The second is learn enough to self
correct. Get three to five resources about what it is you're trying to learn.
It could be books , DVDs , courses it could be anything. But don't use those
as a way to procrastinate on practice.
What you want to do is learn enough that you can actually practice and self
correct or self edit as you practice. So the learning becomes a way of getting
better at noticing when you're making a mistake and then doing something little
different.
The third is to remove barriers to
practice. Distractions, television, Internet all of these things that get in
the way of you actually sitting down sand doing the work. The more you're able
to use just little bit of willpower to remove the distractions that are keeping
you from practicing, the more likely you are to actually sit down and practice
.
The fourth is to practice for least 20
hours. Now most skills have what I call a frustration barrier, you know the
grossly-incompetent and knowing it part . That is really frustrating . We
don't like to feel stupid and feeling stupid is a carrier to us actually
sitting down and doing the work. By per-committing to practicing whatever it
is that you want to do for at least 20 hours. You will be able to overcome
that initial frustration barrier and stick with the practice long enough to
actually reap the rewards. That is it ! It is to rocket science . Four very
simple steps that you can use to learn anything .

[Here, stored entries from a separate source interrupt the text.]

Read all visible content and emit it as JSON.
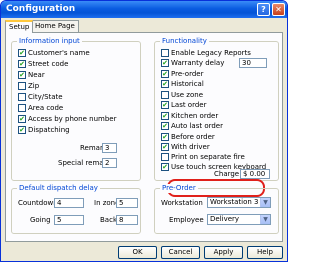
{
  "window": {
    "title": "Configuration",
    "help_glyph": "?",
    "close_glyph": "✕"
  },
  "tabs": [
    "Setup",
    "Home Page"
  ],
  "information_input": {
    "title": "Information input",
    "items": [
      {
        "label": "Customer's name",
        "checked": true
      },
      {
        "label": "Street code",
        "checked": true
      },
      {
        "label": "Near",
        "checked": true
      },
      {
        "label": "Zip",
        "checked": false
      },
      {
        "label": "City/State",
        "checked": false
      },
      {
        "label": "Area code",
        "checked": false
      },
      {
        "label": "Access by phone number",
        "checked": true
      },
      {
        "label": "Dispatching",
        "checked": true
      }
    ],
    "remark_label": "Remark",
    "remark_value": "3",
    "special_remark_label": "Special remark",
    "special_remark_value": "2"
  },
  "functionality": {
    "title": "Functionality",
    "items": [
      {
        "label": "Enable Legacy Reports",
        "checked": false
      },
      {
        "label": "Warranty delay",
        "checked": true
      },
      {
        "label": "Pre-order",
        "checked": true
      },
      {
        "label": "Historical",
        "checked": true
      },
      {
        "label": "Use zone",
        "checked": false
      },
      {
        "label": "Last order",
        "checked": true
      },
      {
        "label": "Kitchen order",
        "checked": true
      },
      {
        "label": "Auto last order",
        "checked": true
      },
      {
        "label": "Before order",
        "checked": true
      },
      {
        "label": "With driver",
        "checked": true
      },
      {
        "label": "Print on separate fire",
        "checked": false
      },
      {
        "label": "Use touch screen keyboard",
        "checked": true
      }
    ],
    "warranty_value": "30",
    "charge_label": "Charge",
    "charge_value": "$ 0.00"
  },
  "dispatch_delay": {
    "title": "Default dispatch delay",
    "countdown_label": "Countdown",
    "countdown_value": "4",
    "in_zone_label": "In zone",
    "in_zone_value": "5",
    "going_label": "Going",
    "going_value": "5",
    "back_label": "Back",
    "back_value": "8"
  },
  "pre_order": {
    "title": "Pre-Order",
    "workstation_label": "Workstation",
    "workstation_value": "Workstation 3",
    "employee_label": "Employee",
    "employee_value": "Delivery"
  },
  "buttons": {
    "ok": "OK",
    "cancel": "Cancel",
    "apply": "Apply",
    "help": "Help"
  },
  "check_glyph": "✔",
  "dropdown_glyph": "▼"
}
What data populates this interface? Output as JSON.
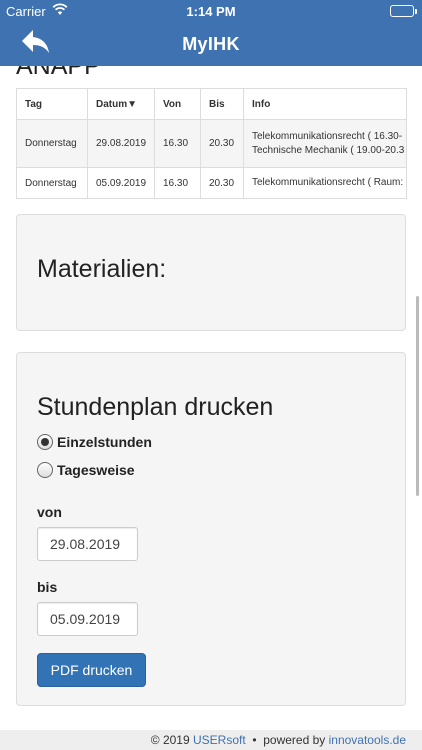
{
  "status": {
    "carrier": "Carrier",
    "time": "1:14 PM"
  },
  "nav": {
    "title": "MyIHK"
  },
  "section": {
    "cut_heading": "ANAPP"
  },
  "table": {
    "headers": {
      "tag": "Tag",
      "datum": "Datum▼",
      "von": "Von",
      "bis": "Bis",
      "info": "Info"
    },
    "rows": [
      {
        "tag": "Donnerstag",
        "datum": "29.08.2019",
        "von": "16.30",
        "bis": "20.30",
        "info1": "Telekommunikationsrecht ( 16.30-",
        "info2": "Technische Mechanik ( 19.00-20.3"
      },
      {
        "tag": "Donnerstag",
        "datum": "05.09.2019",
        "von": "16.30",
        "bis": "20.30",
        "info1": "Telekommunikationsrecht ( Raum:"
      }
    ]
  },
  "materials": {
    "title": "Materialien:"
  },
  "print": {
    "title": "Stundenplan drucken",
    "option1": "Einzelstunden",
    "option2": "Tagesweise",
    "selected": "Einzelstunden",
    "from_label": "von",
    "from_value": "29.08.2019",
    "to_label": "bis",
    "to_value": "05.09.2019",
    "button": "PDF drucken"
  },
  "footer": {
    "copyright": "© 2019",
    "company": "USERsoft",
    "separator": "•",
    "powered": "powered by",
    "partner": "innovatools.de"
  },
  "colors": {
    "accent": "#3f72b1",
    "button": "#3273b5"
  }
}
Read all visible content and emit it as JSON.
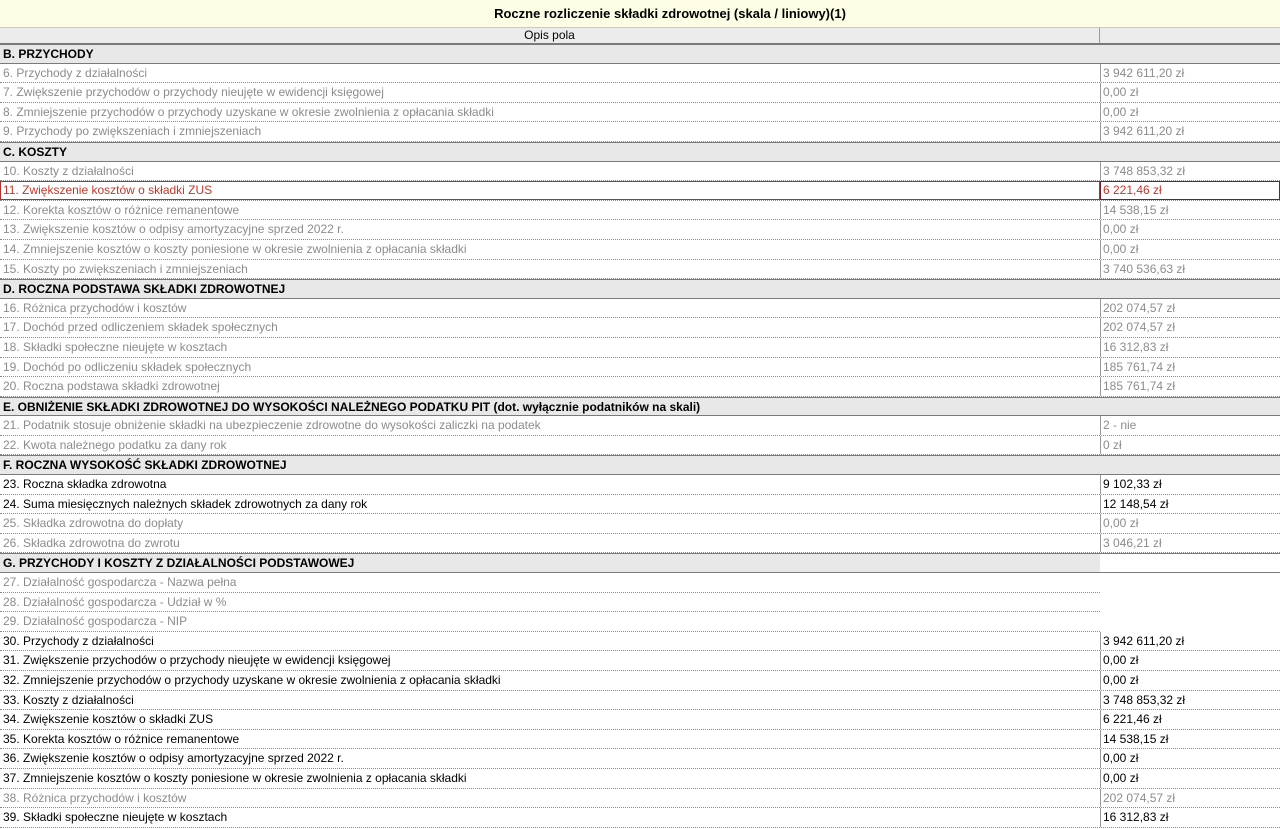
{
  "title": "Roczne rozliczenie składki zdrowotnej (skala / liniowy)(1)",
  "header": {
    "description_col": "Opis pola",
    "value_col": ""
  },
  "rows": [
    {
      "type": "section",
      "text": "B. PRZYCHODY",
      "full": true
    },
    {
      "type": "row",
      "text": "6. Przychody z działalności",
      "value": "3 942 611,20 zł",
      "gray": true
    },
    {
      "type": "row",
      "text": "7. Zwiększenie przychodów o przychody nieujęte w ewidencji księgowej",
      "value": "0,00 zł",
      "gray": true
    },
    {
      "type": "row",
      "text": "8. Zmniejszenie przychodów o przychody uzyskane w okresie zwolnienia z opłacania składki",
      "value": "0,00 zł",
      "gray": true
    },
    {
      "type": "row",
      "text": "9. Przychody po zwiększeniach i zmniejszeniach",
      "value": "3 942 611,20 zł",
      "gray": true
    },
    {
      "type": "section",
      "text": "C. KOSZTY",
      "full": true
    },
    {
      "type": "row",
      "text": "10. Koszty z działalności",
      "value": "3 748 853,32 zł",
      "gray": true
    },
    {
      "type": "row",
      "text": "11. Zwiększenie kosztów o składki ZUS",
      "value": "6 221,46 zł",
      "selected": true
    },
    {
      "type": "row",
      "text": "12. Korekta kosztów o różnice remanentowe",
      "value": "14 538,15 zł",
      "gray": true
    },
    {
      "type": "row",
      "text": "13. Zwiększenie kosztów o odpisy amortyzacyjne sprzed 2022 r.",
      "value": "0,00 zł",
      "gray": true
    },
    {
      "type": "row",
      "text": "14. Zmniejszenie kosztów o koszty poniesione w okresie zwolnienia z opłacania składki",
      "value": "0,00 zł",
      "gray": true
    },
    {
      "type": "row",
      "text": "15. Koszty po zwiększeniach i zmniejszeniach",
      "value": "3 740 536,63 zł",
      "gray": true
    },
    {
      "type": "section",
      "text": "D. ROCZNA PODSTAWA SKŁADKI ZDROWOTNEJ",
      "full": true
    },
    {
      "type": "row",
      "text": "16. Różnica przychodów i kosztów",
      "value": "202 074,57 zł",
      "gray": true
    },
    {
      "type": "row",
      "text": "17. Dochód przed odliczeniem składek społecznych",
      "value": "202 074,57 zł",
      "gray": true
    },
    {
      "type": "row",
      "text": "18. Składki społeczne nieujęte w kosztach",
      "value": "16 312,83 zł",
      "gray": true
    },
    {
      "type": "row",
      "text": "19. Dochód po odliczeniu składek społecznych",
      "value": "185 761,74 zł",
      "gray": true
    },
    {
      "type": "row",
      "text": "20. Roczna podstawa składki zdrowotnej",
      "value": "185 761,74 zł",
      "gray": true
    },
    {
      "type": "section",
      "text": "E. OBNIŻENIE SKŁADKI ZDROWOTNEJ DO WYSOKOŚCI NALEŻNEGO PODATKU PIT (dot. wyłącznie podatników na skali)",
      "full": true
    },
    {
      "type": "row",
      "text": "21. Podatnik stosuje obniżenie składki na ubezpieczenie zdrowotne do wysokości zaliczki na podatek",
      "value": "2 - nie",
      "gray": true
    },
    {
      "type": "row",
      "text": "22. Kwota należnego podatku za dany rok",
      "value": "0 zł",
      "gray": true
    },
    {
      "type": "section",
      "text": "F. ROCZNA WYSOKOŚĆ SKŁADKI ZDROWOTNEJ",
      "full": true
    },
    {
      "type": "row",
      "text": "23. Roczna składka zdrowotna",
      "value": "9 102,33 zł"
    },
    {
      "type": "row",
      "text": "24. Suma miesięcznych należnych składek zdrowotnych za dany rok",
      "value": "12 148,54 zł"
    },
    {
      "type": "row",
      "text": "25. Składka zdrowotna do dopłaty",
      "value": "0,00 zł",
      "gray": true
    },
    {
      "type": "row",
      "text": "26. Składka zdrowotna do zwrotu",
      "value": "3 046,21 zł",
      "gray": true
    },
    {
      "type": "section",
      "text": "G. PRZYCHODY I KOSZTY Z DZIAŁALNOŚCI PODSTAWOWEJ",
      "full": false
    },
    {
      "type": "row",
      "text": "27. Działalność gospodarcza - Nazwa pełna",
      "value": "",
      "gray": true,
      "noval": true
    },
    {
      "type": "row",
      "text": "28. Działalność gospodarcza - Udział w %",
      "value": "",
      "gray": true,
      "noval": true
    },
    {
      "type": "row",
      "text": "29. Działalność gospodarcza - NIP",
      "value": "",
      "gray": true,
      "noval": true
    },
    {
      "type": "row",
      "text": "30. Przychody z działalności",
      "value": "3 942 611,20 zł"
    },
    {
      "type": "row",
      "text": "31. Zwiększenie przychodów o przychody nieujęte w ewidencji księgowej",
      "value": "0,00 zł"
    },
    {
      "type": "row",
      "text": "32. Zmniejszenie przychodów o przychody uzyskane w okresie zwolnienia z opłacania składki",
      "value": "0,00 zł"
    },
    {
      "type": "row",
      "text": "33. Koszty z działalności",
      "value": "3 748 853,32 zł"
    },
    {
      "type": "row",
      "text": "34. Zwiększenie kosztów o składki ZUS",
      "value": "6 221,46 zł"
    },
    {
      "type": "row",
      "text": "35. Korekta kosztów o różnice remanentowe",
      "value": "14 538,15 zł"
    },
    {
      "type": "row",
      "text": "36. Zwiększenie kosztów o odpisy amortyzacyjne sprzed 2022 r.",
      "value": "0,00 zł"
    },
    {
      "type": "row",
      "text": "37. Zmniejszenie kosztów o koszty poniesione w okresie zwolnienia z opłacania składki",
      "value": "0,00 zł"
    },
    {
      "type": "row",
      "text": "38. Różnica przychodów i kosztów",
      "value": "202 074,57 zł",
      "gray": true
    },
    {
      "type": "row",
      "text": "39. Składki społeczne nieujęte w kosztach",
      "value": "16 312,83 zł"
    }
  ]
}
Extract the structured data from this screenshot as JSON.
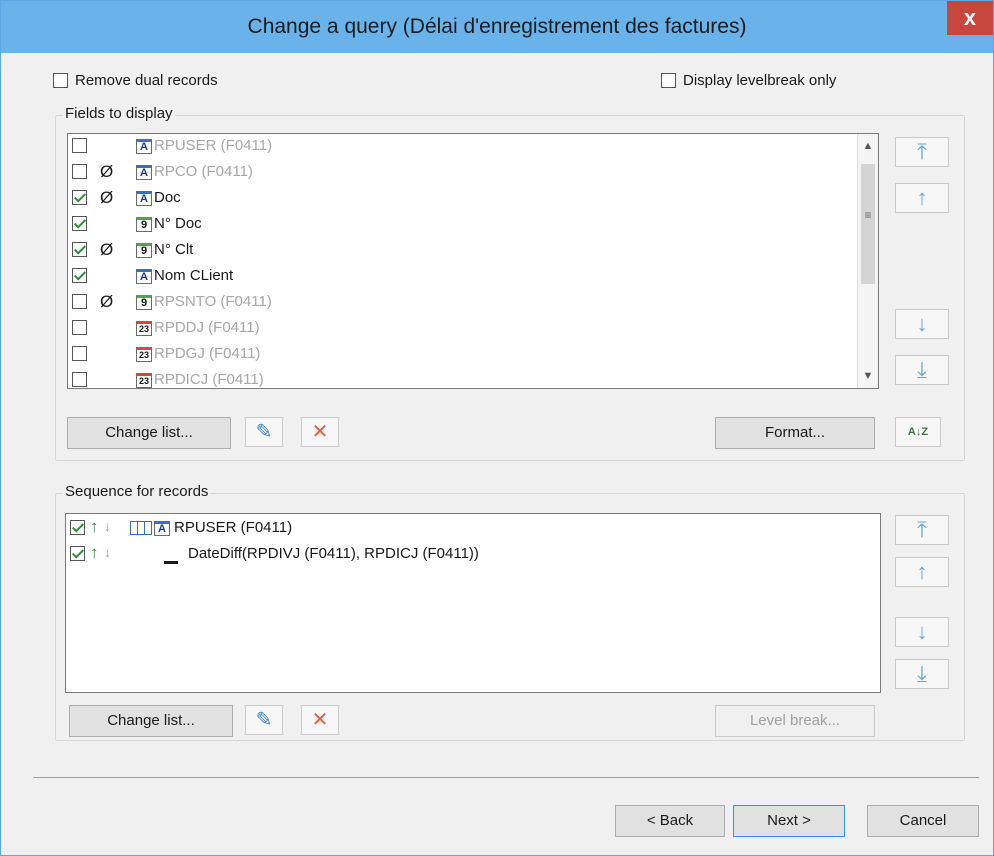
{
  "window": {
    "title": "Change a query (Délai d'enregistrement des factures)",
    "close_glyph": "x"
  },
  "options": {
    "remove_dual": {
      "label": "Remove dual records",
      "checked": false
    },
    "levelbreak_only": {
      "label": "Display levelbreak only",
      "checked": false
    }
  },
  "fields_group": {
    "title": "Fields to display",
    "fields": [
      {
        "name": "RPUSER (F0411)",
        "checked": false,
        "null": false,
        "icon": "text-field-icon",
        "dim": true
      },
      {
        "name": "RPCO (F0411)",
        "checked": false,
        "null": true,
        "icon": "text-field-icon",
        "dim": true
      },
      {
        "name": "Doc",
        "checked": true,
        "null": true,
        "icon": "text-field-icon",
        "dim": false
      },
      {
        "name": "N° Doc",
        "checked": true,
        "null": false,
        "icon": "numeric-field-icon",
        "dim": false
      },
      {
        "name": "N° Clt",
        "checked": true,
        "null": true,
        "icon": "numeric-field-icon",
        "dim": false
      },
      {
        "name": "Nom CLient",
        "checked": true,
        "null": false,
        "icon": "text-field-icon",
        "dim": false
      },
      {
        "name": "RPSNTO (F0411)",
        "checked": false,
        "null": true,
        "icon": "numeric-field-icon",
        "dim": true
      },
      {
        "name": "RPDDJ (F0411)",
        "checked": false,
        "null": false,
        "icon": "date-field-icon",
        "dim": true
      },
      {
        "name": "RPDGJ (F0411)",
        "checked": false,
        "null": false,
        "icon": "date-field-icon",
        "dim": true
      },
      {
        "name": "RPDICJ (F0411)",
        "checked": false,
        "null": false,
        "icon": "date-field-icon",
        "dim": true
      }
    ],
    "change_list_label": "Change list...",
    "format_label": "Format..."
  },
  "sequence_group": {
    "title": "Sequence for records",
    "items": [
      {
        "name": "RPUSER (F0411)",
        "checked": true
      },
      {
        "name": "DateDiff(RPDIVJ (F0411), RPDICJ (F0411))",
        "checked": true
      }
    ],
    "change_list_label": "Change list...",
    "level_break_label": "Level break..."
  },
  "footer": {
    "back_label": "< Back",
    "next_label": "Next >",
    "cancel_label": "Cancel"
  },
  "icon_glyphs": {
    "null": "Ø",
    "text": "A",
    "numeric": "9",
    "date": "23",
    "move_top": "⤒",
    "move_up": "↑",
    "move_down": "↓",
    "move_bottom": "⤓",
    "edit": "✎",
    "delete": "✕",
    "sort": "A↓Z",
    "scroll_up": "▲",
    "scroll_down": "▼",
    "scroll_grip": "≡",
    "asc": "↑",
    "desc": "↓"
  },
  "colors": {
    "title_bar": "#6ab3ea",
    "close_button": "#c7463d",
    "arrow_blue": "#5fa7dc",
    "delete_red": "#e06050",
    "check_green": "#2e8b3a"
  }
}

The major barrier to skill acquisition isn't
intellectual, it is not the process of you learning a bunch of little tips or
tricks or things,The major barriers are emotional, we're scared feeling stupid
doesn't feel good, in the beginning of learning anything new you really feel
stupid. So the major barrier is not intellectual it is emotional. But put 20 hours into anything, it doesn't matter what do you want to learn whether it
is a language or learn to cook or learn to draw, what turns you on, what lights
you up, Go out and do that thing it only takes 20 hours to get it.